Channel Licensing Fees Not Subject to WHT

On 24 October 2018, the Tax Appeal Tribunal decided, by way of majority decision, in favor of the Appellant, Medianet Pvt Ltd – the largest cable TV operator in Maldives – and set an important precedent with respect to the interpretation of Section 6(a)(1) of the Business Profit Tax Act.

The Tribunal, with a majority of four to one, held that channel licensing fees will not be subject to WHT under Section 6(a)(1) as the scope of the Section does not extend to payments made for the use of intangible property to be subject to WHT. The Tribunal broke down the constituent parts of the Section that were in dispute and found that even though “royalty” is a form of payment recognised under Section 6(a)(1), “Rent, royalties and any other such consideration..” must be paid for the use of the types of  tangible property stated in Section 6(a)(1).

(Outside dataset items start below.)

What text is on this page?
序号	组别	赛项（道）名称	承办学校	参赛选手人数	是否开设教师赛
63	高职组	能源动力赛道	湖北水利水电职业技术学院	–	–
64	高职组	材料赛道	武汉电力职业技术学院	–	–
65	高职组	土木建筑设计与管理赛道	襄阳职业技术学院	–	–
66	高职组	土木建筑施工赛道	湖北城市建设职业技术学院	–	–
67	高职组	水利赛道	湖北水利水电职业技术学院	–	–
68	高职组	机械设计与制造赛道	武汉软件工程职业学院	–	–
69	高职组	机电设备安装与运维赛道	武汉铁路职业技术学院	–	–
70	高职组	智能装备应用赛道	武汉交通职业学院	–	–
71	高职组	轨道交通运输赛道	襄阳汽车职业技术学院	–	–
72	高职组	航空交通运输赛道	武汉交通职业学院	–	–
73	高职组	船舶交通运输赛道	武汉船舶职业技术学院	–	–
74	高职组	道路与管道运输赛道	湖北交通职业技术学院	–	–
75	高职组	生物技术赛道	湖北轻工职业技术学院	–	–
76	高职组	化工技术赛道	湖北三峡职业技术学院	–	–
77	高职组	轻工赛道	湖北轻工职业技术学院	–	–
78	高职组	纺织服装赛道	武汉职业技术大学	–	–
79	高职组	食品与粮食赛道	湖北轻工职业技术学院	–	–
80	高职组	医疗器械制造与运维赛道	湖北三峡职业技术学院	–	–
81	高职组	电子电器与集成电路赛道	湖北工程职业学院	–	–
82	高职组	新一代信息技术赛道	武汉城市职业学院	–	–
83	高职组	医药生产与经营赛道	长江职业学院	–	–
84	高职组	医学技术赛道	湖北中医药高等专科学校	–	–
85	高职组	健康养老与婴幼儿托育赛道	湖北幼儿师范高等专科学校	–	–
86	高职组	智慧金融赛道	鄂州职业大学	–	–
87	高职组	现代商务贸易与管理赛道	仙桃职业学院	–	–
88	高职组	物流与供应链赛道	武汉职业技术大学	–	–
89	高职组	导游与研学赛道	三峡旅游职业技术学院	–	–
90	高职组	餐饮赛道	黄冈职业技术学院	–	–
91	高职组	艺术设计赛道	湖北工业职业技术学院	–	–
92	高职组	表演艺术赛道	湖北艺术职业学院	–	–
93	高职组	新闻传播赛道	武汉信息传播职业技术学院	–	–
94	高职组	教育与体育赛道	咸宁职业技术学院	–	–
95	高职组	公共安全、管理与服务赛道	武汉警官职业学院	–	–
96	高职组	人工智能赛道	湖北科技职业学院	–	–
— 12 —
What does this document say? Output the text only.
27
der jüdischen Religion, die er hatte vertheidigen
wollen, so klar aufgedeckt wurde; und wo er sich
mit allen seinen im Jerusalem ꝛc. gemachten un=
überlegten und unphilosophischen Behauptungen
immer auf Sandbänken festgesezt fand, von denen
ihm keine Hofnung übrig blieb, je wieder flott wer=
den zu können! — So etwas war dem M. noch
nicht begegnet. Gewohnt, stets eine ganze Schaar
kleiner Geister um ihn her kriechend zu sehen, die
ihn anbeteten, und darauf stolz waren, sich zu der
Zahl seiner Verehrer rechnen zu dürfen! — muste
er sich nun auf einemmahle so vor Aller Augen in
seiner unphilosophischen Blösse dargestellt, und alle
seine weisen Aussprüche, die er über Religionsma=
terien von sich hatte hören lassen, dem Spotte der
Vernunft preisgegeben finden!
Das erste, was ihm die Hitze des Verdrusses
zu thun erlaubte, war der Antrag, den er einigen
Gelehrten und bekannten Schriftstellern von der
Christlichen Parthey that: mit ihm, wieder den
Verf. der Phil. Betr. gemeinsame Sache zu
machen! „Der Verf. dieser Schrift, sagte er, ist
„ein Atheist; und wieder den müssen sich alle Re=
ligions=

Though the MIRA had argued that the term “other property” in Section 6(a)(1) included intangible property, the Tribunal applied the Rule of interpretation, ejusdem generis and stated that the meaning of the term “other property” must be drawn from the preceding terms – plant, machinery, equipment – which are all tangible property.

The Tribunal in its decision, ordered the MIRA to refund the assessed amount to the Appellant within 30 days of the decision.